Git: how to make a pull request
- Fork command - create a local copy of the working repository.
- Finish or modify your copy.
- Pull request command - propose changes in the code to the owner of the repository.
- Merge command - with the help of it the owner of the repository approves changes.
- Git pull request can be created in two ways. The first is through the console, the second is using the capabilities of the web service where your repository is located.
Pull Request is a feature exclusively in the GitHub Git client that relies on the request pull console command. If you need to make a pull request through the console, you need a web API application, such as hub. You can make a pull request for GitHub from a desktop application if it supports the GitHub API.

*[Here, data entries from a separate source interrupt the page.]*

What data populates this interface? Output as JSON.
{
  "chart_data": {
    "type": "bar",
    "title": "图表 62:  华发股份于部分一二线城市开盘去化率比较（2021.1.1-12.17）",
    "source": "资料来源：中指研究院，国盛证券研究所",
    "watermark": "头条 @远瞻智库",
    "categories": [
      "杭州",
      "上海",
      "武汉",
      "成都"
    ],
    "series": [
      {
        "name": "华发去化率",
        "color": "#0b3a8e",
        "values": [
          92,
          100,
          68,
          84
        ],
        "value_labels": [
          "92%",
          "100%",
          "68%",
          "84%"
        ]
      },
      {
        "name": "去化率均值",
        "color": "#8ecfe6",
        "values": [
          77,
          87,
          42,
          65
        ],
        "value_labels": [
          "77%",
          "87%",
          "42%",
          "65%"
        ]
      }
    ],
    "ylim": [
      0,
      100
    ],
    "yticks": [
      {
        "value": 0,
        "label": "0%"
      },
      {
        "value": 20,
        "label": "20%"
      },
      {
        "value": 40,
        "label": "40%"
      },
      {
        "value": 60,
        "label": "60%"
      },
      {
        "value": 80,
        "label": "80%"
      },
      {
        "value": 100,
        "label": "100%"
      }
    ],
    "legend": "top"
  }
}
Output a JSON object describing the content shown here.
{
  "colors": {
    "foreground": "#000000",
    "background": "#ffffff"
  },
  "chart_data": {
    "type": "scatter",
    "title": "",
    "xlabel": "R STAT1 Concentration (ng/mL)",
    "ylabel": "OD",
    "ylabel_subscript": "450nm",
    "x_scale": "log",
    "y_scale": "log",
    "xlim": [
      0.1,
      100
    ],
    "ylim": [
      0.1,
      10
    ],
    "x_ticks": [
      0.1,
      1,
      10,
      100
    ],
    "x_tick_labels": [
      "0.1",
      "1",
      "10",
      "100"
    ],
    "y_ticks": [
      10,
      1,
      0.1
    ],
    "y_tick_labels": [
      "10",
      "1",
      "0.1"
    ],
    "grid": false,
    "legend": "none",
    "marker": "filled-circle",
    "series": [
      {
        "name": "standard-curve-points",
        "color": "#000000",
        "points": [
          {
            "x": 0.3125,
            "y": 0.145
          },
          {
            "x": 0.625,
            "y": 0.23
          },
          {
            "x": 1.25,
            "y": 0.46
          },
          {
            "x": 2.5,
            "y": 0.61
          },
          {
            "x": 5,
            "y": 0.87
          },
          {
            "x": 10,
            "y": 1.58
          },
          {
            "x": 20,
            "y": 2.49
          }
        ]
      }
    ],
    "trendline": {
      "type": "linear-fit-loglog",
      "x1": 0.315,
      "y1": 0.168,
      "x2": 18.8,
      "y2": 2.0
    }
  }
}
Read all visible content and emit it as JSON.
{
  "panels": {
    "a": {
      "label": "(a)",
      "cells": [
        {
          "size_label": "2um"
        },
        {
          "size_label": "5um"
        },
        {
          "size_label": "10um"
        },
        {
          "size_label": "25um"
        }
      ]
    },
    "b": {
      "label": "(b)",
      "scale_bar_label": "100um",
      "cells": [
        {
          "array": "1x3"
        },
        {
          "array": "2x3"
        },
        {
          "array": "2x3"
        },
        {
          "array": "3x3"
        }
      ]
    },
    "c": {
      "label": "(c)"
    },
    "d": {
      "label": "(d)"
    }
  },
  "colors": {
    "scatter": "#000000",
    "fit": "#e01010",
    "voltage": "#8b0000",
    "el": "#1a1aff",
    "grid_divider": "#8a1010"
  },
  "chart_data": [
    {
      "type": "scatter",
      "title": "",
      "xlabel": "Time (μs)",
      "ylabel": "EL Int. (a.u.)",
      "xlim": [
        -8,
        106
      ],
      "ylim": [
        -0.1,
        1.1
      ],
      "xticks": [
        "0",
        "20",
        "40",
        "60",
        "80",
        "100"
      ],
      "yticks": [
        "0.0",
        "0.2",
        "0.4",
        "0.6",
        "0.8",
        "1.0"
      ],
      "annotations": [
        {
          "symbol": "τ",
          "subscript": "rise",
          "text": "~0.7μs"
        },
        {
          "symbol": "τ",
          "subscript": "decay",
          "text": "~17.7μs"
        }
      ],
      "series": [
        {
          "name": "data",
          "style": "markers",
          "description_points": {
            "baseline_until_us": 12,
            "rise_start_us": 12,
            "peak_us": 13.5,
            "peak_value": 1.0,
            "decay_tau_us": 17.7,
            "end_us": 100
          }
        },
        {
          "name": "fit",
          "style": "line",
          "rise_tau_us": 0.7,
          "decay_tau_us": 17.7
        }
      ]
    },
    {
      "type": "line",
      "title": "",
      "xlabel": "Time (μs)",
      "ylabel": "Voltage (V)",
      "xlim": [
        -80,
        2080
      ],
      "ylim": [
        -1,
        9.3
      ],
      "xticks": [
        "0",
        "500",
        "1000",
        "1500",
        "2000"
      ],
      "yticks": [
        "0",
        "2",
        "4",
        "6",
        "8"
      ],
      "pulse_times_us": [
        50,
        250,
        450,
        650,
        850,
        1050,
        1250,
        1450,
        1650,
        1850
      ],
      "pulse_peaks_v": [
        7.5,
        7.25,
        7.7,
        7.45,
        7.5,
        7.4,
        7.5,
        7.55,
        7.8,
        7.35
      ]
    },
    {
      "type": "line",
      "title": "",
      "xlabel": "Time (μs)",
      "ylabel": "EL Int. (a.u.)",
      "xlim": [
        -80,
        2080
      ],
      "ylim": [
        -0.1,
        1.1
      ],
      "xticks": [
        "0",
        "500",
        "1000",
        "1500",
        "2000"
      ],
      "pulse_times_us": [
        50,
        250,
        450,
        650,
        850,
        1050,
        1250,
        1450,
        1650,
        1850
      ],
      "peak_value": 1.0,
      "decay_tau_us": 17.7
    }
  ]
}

Git web service: create pull request
To propose changes to the project to the owner of the repository, you must:
- Go to the branch containing the originalfile.
- Press New pull request.
- If changes have been made, the Comparing changes window will open.
- In it you can specify the path, from which branch of which repository and where to send changes.
- Click Create pull request.
- It is advisable to clarify in the appropriate fields what changes have been made.
- Now the owner of the repository will see a change notification in the Pull requests tab.
The owner, in turn, can execute a "merge pull request" on the Git repository. This will implement the changes suggested by the upstream developer.
It's also pretty handy to use the Git console client. A Pull Request is made through a web service, if the GitHub API is not installed, the algorithm for making changes to the remote repository will be shown below. To make changes to the remote repository through the console after correcting the code, enter the following commands:
- Command git add NewFile.cxx - add a new file to the local repository.
- Command git commit -a -m commit message - create a commit, specify the changes in the project in the commit message.
- Git push origin command - making changes to the remote repository (you need to confirm your login and password).
- Next, you also need to use the web version of Git that hosts your remote repository and create a pull request using the guide above.
In Git Merge, a pull request is a command to merge a development branchfeature with the main branch (master). There are two merge patterns:
- True fusion. Occurs when several changes need to be made to the upstream development branch. That is, a new commit is created in the master branch, which refers to several of the same attributes from feature.
- Rewind. If the commit history turned out without branches, then the master pointer is rewound forward, and is set to the one pointed to by the feature branch.
Working with Git
When working with Git, it is always important to remember that there are two repositories - local and remote. The local one is created on the developer's machine after the clone command, for example, if the developer wants to join the project. That is, you can work with the version control system without an Internet connection, only the pull and push commands will require a connection to a remote repository. Of course, it is impossible to do "pull request" locally in Git.
Pull performs the merge if the remote and local histories differ.
The Push operation sends all changes that are not in the remote repository. If there are new commits in the remote repository, the operation will fail.
That is, locally, the developer has a master branch, which is the last change, and the origin/master branch is the state of the remote repository after the last Pull or Push operation.